It is necessary to use this unique rotor. 341 650g (opt […]
It is necessary to use this unique rotor. 341 650g (optima l-90k ultracentrifuge), centrifuged at 18C for at least 8h. It can be centrifuged overnight.
1. Carefully remove the centrifuge tube from the rotor, taking care not to damage the gradient. A 23g needle was used to perforate the top of the centrifuge tube. With UVB, carefully remove the glowing DNA strip with an 18G needle with an upward slope. There are usually two bands. Select the strip at the bottom.
The top band is degraded DNA, while the bottom band is complete circular bacdna. The volume of the strip removed is about 200 UL. Don't take more than 200 UL, or you'll get - part of the top degradation band. Transfer the DNA to a 15 ml Falcon tube and replenish the total volume to 2 ml with 1 xTe buffer.

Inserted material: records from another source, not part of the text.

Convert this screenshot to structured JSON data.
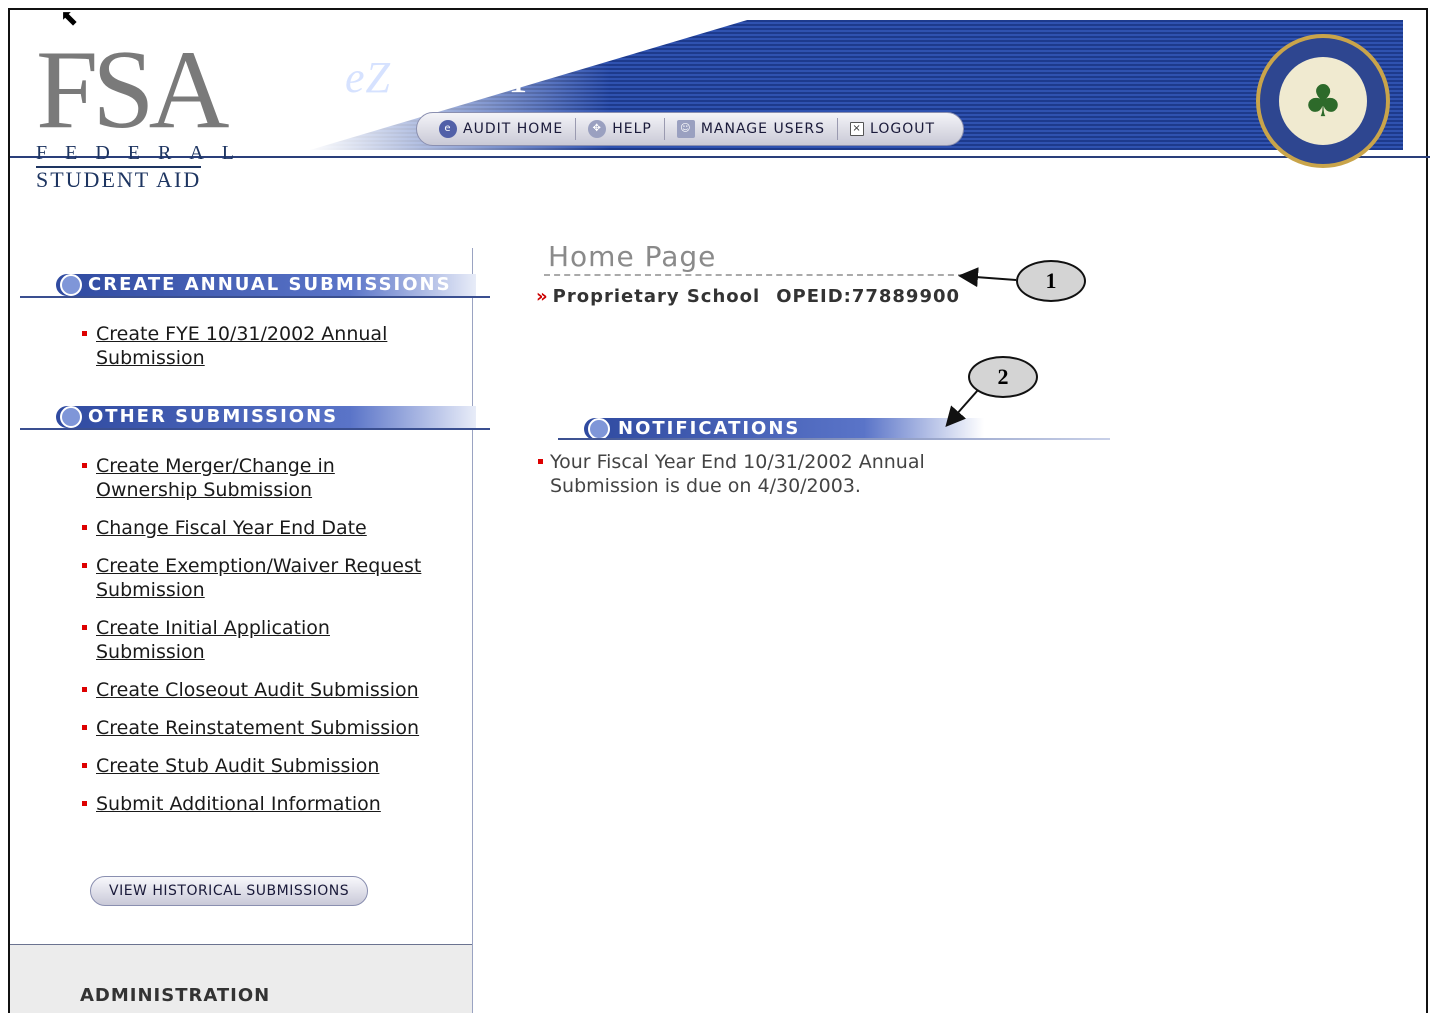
{
  "header": {
    "logo_letters": "FSA",
    "logo_federal": "FEDERAL",
    "logo_student_aid": "STUDENT AID",
    "app_title_ez": "eZ",
    "app_title_rest": "AUDIT",
    "nav": [
      {
        "label": "AUDIT HOME",
        "icon": "ez-icon"
      },
      {
        "label": "HELP",
        "icon": "help-icon"
      },
      {
        "label": "MANAGE USERS",
        "icon": "users-icon"
      },
      {
        "label": "LOGOUT",
        "icon": "logout-icon"
      }
    ],
    "seal_icon": "department-of-education-seal"
  },
  "sidebar": {
    "annual_heading": "CREATE ANNUAL SUBMISSIONS",
    "annual_links": [
      "Create FYE 10/31/2002 Annual Submission"
    ],
    "other_heading": "OTHER SUBMISSIONS",
    "other_links": [
      "Create Merger/Change in Ownership Submission",
      "Change Fiscal Year End Date",
      "Create Exemption/Waiver Request Submission",
      "Create Initial Application Submission",
      "Create Closeout Audit Submission",
      "Create Reinstatement Submission",
      "Create Stub Audit Submission",
      "Submit Additional Information"
    ],
    "historical_button": "VIEW HISTORICAL SUBMISSIONS",
    "admin_label": "ADMINISTRATION"
  },
  "main": {
    "page_title": "Home Page",
    "school_prefix": "»",
    "school_name": "Proprietary School",
    "opeid": "OPEID:77889900",
    "notifications_heading": "NOTIFICATIONS",
    "notification": "Your Fiscal Year End 10/31/2002 Annual Submission is due on 4/30/2003."
  },
  "callouts": {
    "one": "1",
    "two": "2"
  },
  "colors": {
    "brand_blue": "#2f4aa0",
    "bullet_red": "#dd0000"
  }
}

2. Add equal volume of NaCl saturated butanol into DNA solution, and mix gently. Let the mixture stand for 30 s to separate. Remove and discard the upper layer. Extract the solution 4-5 times until there is no pink color.
3. Transfer DNA solution into a 30 ml round bottom centrifuge tube, add 1 ml dh2o into the solution, and then add 2.5 ~ 3.0 volume of 100% ethanol. They were mixed and incubated at - 20'c for 30 min. 16417g, centrifuged at 4'C for 30min to precipitate DNA (j-25i Beckman Avanti centrifuge, ja-25.50 rotor).
4. Pour out the ethanol and re suspend the DNA in 0.5 ml of 0.3 mol / L sodium acetate. Transfer the solution to a 1.5 ml micro centrifuge tube and add 1 ml of 100% ethanol. The solution was centrifuged at 20 617 g at 4'C for 30 min.
Because BAC DNA is sensitive to shear force, a pipette with a wide hole suction head should be used to transfer DNA.